Just wanted y’all to consider the fact that our souls are eternal. Thus, we are alive and well before being sucked down to earth at the point of conception. Our souls are then snugly placed into human bodies. Is it not possible then, that God could have fashioned a sperm cell and inserted it into Mary’s womb? Jesus’ father is God, so wether He took human form to place the sperm or not, wouldn’t the same principle that holds true with our spirit selves hold true with Christ’s? Our souls do not rely on specific DNA (wether they do or don’t -doesn’t matter), so God could have fashioned a male cell suitable for His purpose and embedded Christ’s soul into the new life form, as He does with ours. Christ would, in this case, be fully human. As for His divinity, He seemed to have administrator access to control things in this world, e.g. the sea, but He also needed to be baptized like a human.

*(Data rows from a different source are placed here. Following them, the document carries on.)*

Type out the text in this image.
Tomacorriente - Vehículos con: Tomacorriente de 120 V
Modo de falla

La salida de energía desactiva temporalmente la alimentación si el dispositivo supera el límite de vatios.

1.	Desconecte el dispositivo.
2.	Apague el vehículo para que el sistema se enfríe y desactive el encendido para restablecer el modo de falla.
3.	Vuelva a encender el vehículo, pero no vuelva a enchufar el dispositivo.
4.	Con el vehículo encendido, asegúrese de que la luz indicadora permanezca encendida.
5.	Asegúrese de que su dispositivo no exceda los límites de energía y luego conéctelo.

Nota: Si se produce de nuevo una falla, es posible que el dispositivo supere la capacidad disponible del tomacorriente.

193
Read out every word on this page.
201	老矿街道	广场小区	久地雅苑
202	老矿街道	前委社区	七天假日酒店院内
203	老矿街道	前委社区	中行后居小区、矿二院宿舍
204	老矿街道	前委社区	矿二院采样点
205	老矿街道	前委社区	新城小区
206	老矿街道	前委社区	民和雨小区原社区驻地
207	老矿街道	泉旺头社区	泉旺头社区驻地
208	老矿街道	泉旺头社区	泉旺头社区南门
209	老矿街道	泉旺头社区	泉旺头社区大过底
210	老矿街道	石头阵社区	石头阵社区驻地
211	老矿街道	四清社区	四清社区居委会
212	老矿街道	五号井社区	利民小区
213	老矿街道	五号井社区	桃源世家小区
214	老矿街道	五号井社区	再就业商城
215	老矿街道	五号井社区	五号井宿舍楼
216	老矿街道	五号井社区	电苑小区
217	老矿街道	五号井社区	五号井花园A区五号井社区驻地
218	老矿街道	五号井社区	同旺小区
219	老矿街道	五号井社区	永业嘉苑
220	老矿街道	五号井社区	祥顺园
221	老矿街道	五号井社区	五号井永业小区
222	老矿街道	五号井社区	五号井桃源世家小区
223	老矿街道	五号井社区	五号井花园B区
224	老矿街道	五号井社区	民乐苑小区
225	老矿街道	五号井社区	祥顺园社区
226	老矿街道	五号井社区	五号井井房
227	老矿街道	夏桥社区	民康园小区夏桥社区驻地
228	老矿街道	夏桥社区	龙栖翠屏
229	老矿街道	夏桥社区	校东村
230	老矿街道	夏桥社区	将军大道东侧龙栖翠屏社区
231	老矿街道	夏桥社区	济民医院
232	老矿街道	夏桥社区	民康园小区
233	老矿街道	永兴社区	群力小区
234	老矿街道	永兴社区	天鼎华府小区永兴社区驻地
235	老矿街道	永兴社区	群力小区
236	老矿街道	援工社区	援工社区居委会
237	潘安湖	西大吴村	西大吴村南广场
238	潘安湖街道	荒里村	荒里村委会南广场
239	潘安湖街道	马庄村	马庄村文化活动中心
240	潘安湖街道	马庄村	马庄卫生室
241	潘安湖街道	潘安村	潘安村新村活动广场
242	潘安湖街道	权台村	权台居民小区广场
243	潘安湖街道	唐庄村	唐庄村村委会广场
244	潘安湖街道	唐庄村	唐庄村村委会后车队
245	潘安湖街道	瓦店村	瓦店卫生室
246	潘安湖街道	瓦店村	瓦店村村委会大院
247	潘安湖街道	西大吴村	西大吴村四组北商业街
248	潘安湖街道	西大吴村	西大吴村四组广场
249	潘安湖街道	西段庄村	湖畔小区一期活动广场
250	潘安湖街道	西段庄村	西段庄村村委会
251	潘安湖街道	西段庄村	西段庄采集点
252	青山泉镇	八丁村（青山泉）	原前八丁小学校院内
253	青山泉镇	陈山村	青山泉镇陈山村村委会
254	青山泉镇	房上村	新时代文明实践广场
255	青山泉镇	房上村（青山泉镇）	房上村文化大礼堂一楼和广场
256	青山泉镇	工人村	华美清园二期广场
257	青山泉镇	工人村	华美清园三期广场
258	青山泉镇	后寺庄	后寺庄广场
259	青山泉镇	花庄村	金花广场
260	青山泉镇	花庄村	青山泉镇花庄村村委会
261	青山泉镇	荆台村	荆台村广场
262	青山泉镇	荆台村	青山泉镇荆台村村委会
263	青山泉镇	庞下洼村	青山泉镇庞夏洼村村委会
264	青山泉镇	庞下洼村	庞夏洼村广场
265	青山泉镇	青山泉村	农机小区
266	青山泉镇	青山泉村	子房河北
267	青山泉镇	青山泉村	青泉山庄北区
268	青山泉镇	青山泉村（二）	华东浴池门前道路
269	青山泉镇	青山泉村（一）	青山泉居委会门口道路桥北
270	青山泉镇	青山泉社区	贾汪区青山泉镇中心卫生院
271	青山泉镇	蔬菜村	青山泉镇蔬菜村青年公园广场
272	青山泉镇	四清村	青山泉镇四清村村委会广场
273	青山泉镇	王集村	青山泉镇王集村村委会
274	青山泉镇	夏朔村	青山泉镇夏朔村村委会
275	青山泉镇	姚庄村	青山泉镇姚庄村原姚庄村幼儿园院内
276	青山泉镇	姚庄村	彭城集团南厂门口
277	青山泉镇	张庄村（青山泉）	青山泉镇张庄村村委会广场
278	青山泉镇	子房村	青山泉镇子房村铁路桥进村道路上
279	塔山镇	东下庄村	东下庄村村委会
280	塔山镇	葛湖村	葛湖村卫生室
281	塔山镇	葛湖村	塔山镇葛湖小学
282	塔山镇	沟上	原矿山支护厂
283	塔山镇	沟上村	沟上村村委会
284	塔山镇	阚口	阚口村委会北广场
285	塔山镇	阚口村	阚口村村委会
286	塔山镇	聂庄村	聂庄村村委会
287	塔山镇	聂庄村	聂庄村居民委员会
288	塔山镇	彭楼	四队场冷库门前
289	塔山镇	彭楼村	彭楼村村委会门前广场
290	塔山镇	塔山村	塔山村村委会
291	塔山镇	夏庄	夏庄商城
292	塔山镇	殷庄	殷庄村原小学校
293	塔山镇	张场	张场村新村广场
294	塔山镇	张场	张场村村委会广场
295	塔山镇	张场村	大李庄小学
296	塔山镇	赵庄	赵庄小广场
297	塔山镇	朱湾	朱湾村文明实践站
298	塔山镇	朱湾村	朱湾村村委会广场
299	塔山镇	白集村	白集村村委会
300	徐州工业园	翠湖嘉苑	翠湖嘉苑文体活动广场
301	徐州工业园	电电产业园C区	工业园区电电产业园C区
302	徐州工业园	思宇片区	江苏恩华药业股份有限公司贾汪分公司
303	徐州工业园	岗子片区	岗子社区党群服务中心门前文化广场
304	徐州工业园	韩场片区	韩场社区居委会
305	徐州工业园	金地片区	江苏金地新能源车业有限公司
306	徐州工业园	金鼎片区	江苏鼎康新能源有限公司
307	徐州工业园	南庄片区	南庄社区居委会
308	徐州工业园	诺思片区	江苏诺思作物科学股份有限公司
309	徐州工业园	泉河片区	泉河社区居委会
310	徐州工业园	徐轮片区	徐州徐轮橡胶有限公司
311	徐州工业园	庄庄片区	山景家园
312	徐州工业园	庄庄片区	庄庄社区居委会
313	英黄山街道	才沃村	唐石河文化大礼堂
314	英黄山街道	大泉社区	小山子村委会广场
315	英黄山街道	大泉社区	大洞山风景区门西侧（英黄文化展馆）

Grant, I’m sorry to be slow replying. I am on vacation.
I would start by disputing “the fact that our souls are eternal”. I know this is an aspect of some Christian teaching. But its origin is not in the Bible, but in Platonic philosophy. A more biblical take on this is that eternity and immortality are attributes only of God and of those persons or souls to whom he chooses to grant immortality and eternal life. Read John 3:16, Romans 6:23 etc.
But I won’t dispute that the Son of God was eternal and pre-existent. And I agree that God could and indeed did perform some kind of miracle to form a perfect human male genome for the human body in which he was incarnate. There is indeed also some kind of miracle in the link between any human soul and body, but the case of Jesus was clearly special in some way.